关键词:数据挖掘;交通大数据;车辆类别;交通方式;兴趣点
中图分类号:TP274
文献标志码:A
Abstract: Realtime urban traffic monitoring has become an important part of modern urban management, and traffic big data collected by video monitoring is wildly applied to urban management and traffic control. However, such huge citywide monitoring traffic big data is rarely used for urban traffic and urban computing research. The vehicle type mining and application analysis were implemented on the citywide monitoring traffic big data of a provincial capital city. Firstly, three types of vehicles with important influence on urban traffic: periodic private car, taxi and public commuter bus were defined. And the corresponding mining method for each type of vehicles was proposed. Experiments on 120 million vehicle records collected from 1704 video monitoring points in Jinan demonstrated the effectiveness of the proposed definitions and mining methods. Secondly, with four communities as examples, the residents traffic modes and the relationships between the modes and the distribution of surrounding Points of Interest (POI) were mined and analyzed. Moreover, the potential applications of the urban traffic big data incorporated with POI in urban planning, demand forecasting and preference recommendation were explored.
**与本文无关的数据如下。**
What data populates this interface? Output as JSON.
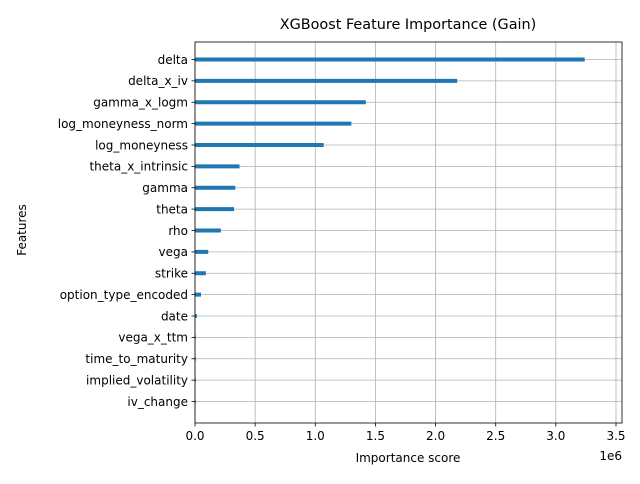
{
  "chart_data": {
    "type": "bar",
    "orientation": "horizontal",
    "title": "XGBoost Feature Importance (Gain)",
    "xlabel": "Importance score",
    "ylabel": "Features",
    "x_offset_label": "1e6",
    "x_ticks": [
      0,
      500000,
      1000000,
      1500000,
      2000000,
      2500000,
      3000000,
      3500000
    ],
    "x_tick_labels": [
      "0.0",
      "0.5",
      "1.0",
      "1.5",
      "2.0",
      "2.5",
      "3.0",
      "3.5"
    ],
    "xlim": [
      0,
      3550000
    ],
    "grid": true,
    "bar_color": "#1f77b4",
    "categories": [
      "delta",
      "delta_x_iv",
      "gamma_x_logm",
      "log_moneyness_norm",
      "log_moneyness",
      "theta_x_intrinsic",
      "gamma",
      "theta",
      "rho",
      "vega",
      "strike",
      "option_type_encoded",
      "date",
      "vega_x_ttm",
      "time_to_maturity",
      "implied_volatility",
      "iv_change"
    ],
    "values": [
      3240000,
      2180000,
      1420000,
      1300000,
      1070000,
      370000,
      335000,
      325000,
      215000,
      110000,
      90000,
      50000,
      15000,
      5000,
      3000,
      2000,
      1000
    ]
  }
}
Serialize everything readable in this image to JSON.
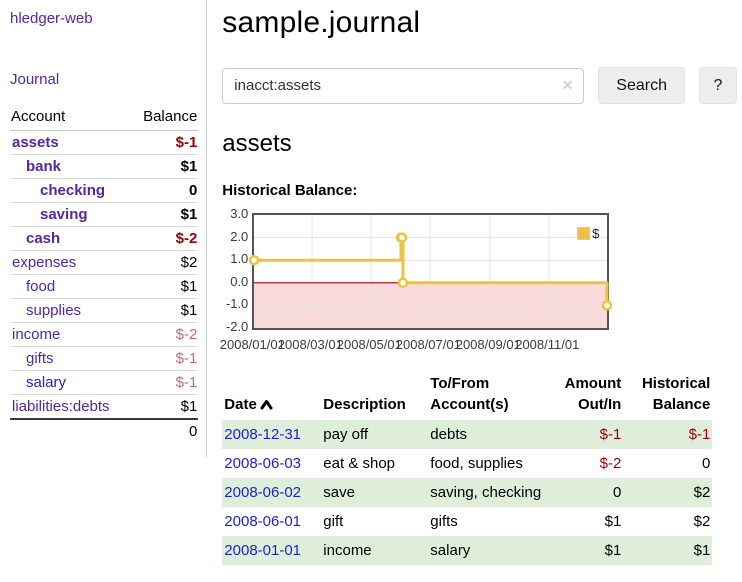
{
  "app": {
    "title": "hledger-web",
    "nav_journal": "Journal"
  },
  "sidebar": {
    "headers": {
      "account": "Account",
      "balance": "Balance"
    },
    "accounts": [
      {
        "name": "assets",
        "balance": "$-1",
        "indent": 0,
        "bold": true,
        "neg": "strong"
      },
      {
        "name": "bank",
        "balance": "$1",
        "indent": 1,
        "bold": true,
        "neg": "none"
      },
      {
        "name": "checking",
        "balance": "0",
        "indent": 2,
        "bold": true,
        "neg": "none"
      },
      {
        "name": "saving",
        "balance": "$1",
        "indent": 2,
        "bold": true,
        "neg": "none"
      },
      {
        "name": "cash",
        "balance": "$-2",
        "indent": 1,
        "bold": true,
        "neg": "strong"
      },
      {
        "name": "expenses",
        "balance": "$2",
        "indent": 0,
        "bold": false,
        "neg": "none"
      },
      {
        "name": "food",
        "balance": "$1",
        "indent": 1,
        "bold": false,
        "neg": "none"
      },
      {
        "name": "supplies",
        "balance": "$1",
        "indent": 1,
        "bold": false,
        "neg": "none"
      },
      {
        "name": "income",
        "balance": "$-2",
        "indent": 0,
        "bold": false,
        "neg": "soft"
      },
      {
        "name": "gifts",
        "balance": "$-1",
        "indent": 1,
        "bold": false,
        "neg": "soft"
      },
      {
        "name": "salary",
        "balance": "$-1",
        "indent": 1,
        "bold": false,
        "neg": "soft",
        "link_color": "blue"
      },
      {
        "name": "liabilities:debts",
        "balance": "$1",
        "indent": 0,
        "bold": false,
        "neg": "none"
      }
    ],
    "total": "0"
  },
  "main": {
    "title": "sample.journal",
    "search": {
      "value": "inacct:assets",
      "clear_icon": "✕",
      "button_label": "Search",
      "help_label": "?"
    },
    "account_heading": "assets",
    "chart_heading": "Historical Balance:"
  },
  "chart_data": {
    "type": "line",
    "subtype": "step",
    "title": "Historical Balance:",
    "series": [
      {
        "name": "$",
        "color": "#edc240",
        "points": [
          [
            "2008-01-01",
            1
          ],
          [
            "2008-06-01",
            2
          ],
          [
            "2008-06-02",
            2
          ],
          [
            "2008-06-03",
            0
          ],
          [
            "2008-12-31",
            -1
          ]
        ]
      }
    ],
    "x_range": [
      "2008-01-01",
      "2008-12-31"
    ],
    "x_ticks": [
      "2008/01/01",
      "2008/03/01",
      "2008/05/01",
      "2008/07/01",
      "2008/09/01",
      "2008/11/01"
    ],
    "y_ticks": [
      "3.0",
      "2.0",
      "1.0",
      "0.0",
      "-1.0",
      "-2.0"
    ],
    "ylim": [
      -2,
      3
    ],
    "grid": true,
    "legend_position": "top-right",
    "zero_line_color": "#a40000",
    "negative_region_color": "#f9dbdb",
    "grid_color": "#e3e3e3"
  },
  "register": {
    "headers": {
      "date": "Date",
      "description": "Description",
      "accounts": "To/From Account(s)",
      "amount": "Amount Out/In",
      "balance": "Historical Balance"
    },
    "rows": [
      {
        "date": "2008-12-31",
        "description": "pay off",
        "accounts": "debts",
        "amount": "$-1",
        "amount_neg": true,
        "balance": "$-1",
        "balance_neg": true,
        "striped": true
      },
      {
        "date": "2008-06-03",
        "description": "eat & shop",
        "accounts": "food, supplies",
        "amount": "$-2",
        "amount_neg": true,
        "balance": "0",
        "balance_neg": false,
        "striped": false
      },
      {
        "date": "2008-06-02",
        "description": "save",
        "accounts": "saving, checking",
        "amount": "0",
        "amount_neg": false,
        "balance": "$2",
        "balance_neg": false,
        "striped": true
      },
      {
        "date": "2008-06-01",
        "description": "gift",
        "accounts": "gifts",
        "amount": "$1",
        "amount_neg": false,
        "balance": "$2",
        "balance_neg": false,
        "striped": false
      },
      {
        "date": "2008-01-01",
        "description": "income",
        "accounts": "salary",
        "amount": "$1",
        "amount_neg": false,
        "balance": "$1",
        "balance_neg": false,
        "striped": true
      }
    ]
  }
}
英文关键词Key words: data mining; traffic big data; vehicle type; traffic mode; Point of Interest (POI)
0 引言
实时交通监控是现代城市管理中一项重要任务,它有助于理解城市范围内行驶车辆、人员、公共交通的实时运行状态。这对智能交通系统、公共安全、交通调度与控制、城市计算等各类城市应用具有重要价值[1]。近年来,视频监控被广泛应用于城市交通管理,尤其是在我国快速城镇化建设进程中,各大小城市基本完成了对主干道路的视频交通监控部署。一般情况下,视频监控部署在城市的重要交通路口,如图1所示,在进入路口的每个方向上,都有一组高清摄像头部署在一条水平横杠上,用于监测进入路口的每个车道上的行驶车辆。高清摄像头结合主控机以及道路地面虚拟线圈或地埋线圈实现对通过车辆的检测与抓拍。随着人工智能技术的发展,现有的交通监控系统不仅实现了通过车辆的监测与追踪,还可有效检测车辆速度、行驶方向、识别车牌号码、车辆类型、车辆颜色、车辆品牌等丰富的外围信息。基于这些监测数据,很多交通违规行为可被自动识别而无需人员干涉,例如闯红灯、超速驾驶等。交通堵塞或交通事故也可在视频监控中被实时发现,进而用于疏导行人或车辆的行驶路线以防止交通状况的进一步恶化。此外,视频监控道路上的车流量很容易被统计出来,这些信息对于交通拥堵预测、城市规划、交通控制、甚至空气污染评估[2]等各类应用研究至关重要。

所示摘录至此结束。